8. The back of your mouth and your tonsils. Depress your tongue and look at your tonsils. Tonsils will vary, even among healthy folks. A swollen tonsil on one side only that’s tender to the touch is usually an infection. A common area for cancers is behind the tonsils in a space called the crypt. Even doctors have a hard time diagnosing in that area, due to the obscurity, darkness, and many folds.
If you see any of the warning signs listed above and it persists for longer than two weeks, seek immediate medical attention. Of course, there are other reasons for mouth and throat sores such as canker sores, and it’s important to know the difference.

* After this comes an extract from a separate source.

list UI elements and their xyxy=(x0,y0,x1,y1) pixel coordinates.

Canker sores vs. oral cancer
The defining difference between a canker sore and oral cancer is pain. Canker sores hurt. Oral cancer generally does not.
Plus, canker sores generally resolve on their own in a week or so. That spot in your mouth might be a canker sore if it’s…
- Round or oval shaped
- Small and shallow
- White or yellow, with a red border
Not every canker sore hurts, but most do. Some may take up to six weeks to resolve.
A final line of defense against oral cancer is your dentist. You can ask your dentist to help examine the inside of your mouth, so don’t slack off on those appointments.
These are all fast, simple ways to prevent oral cancer—or nip it in the bud by catching it early— so you can enjoy a long, happy, and healthy life.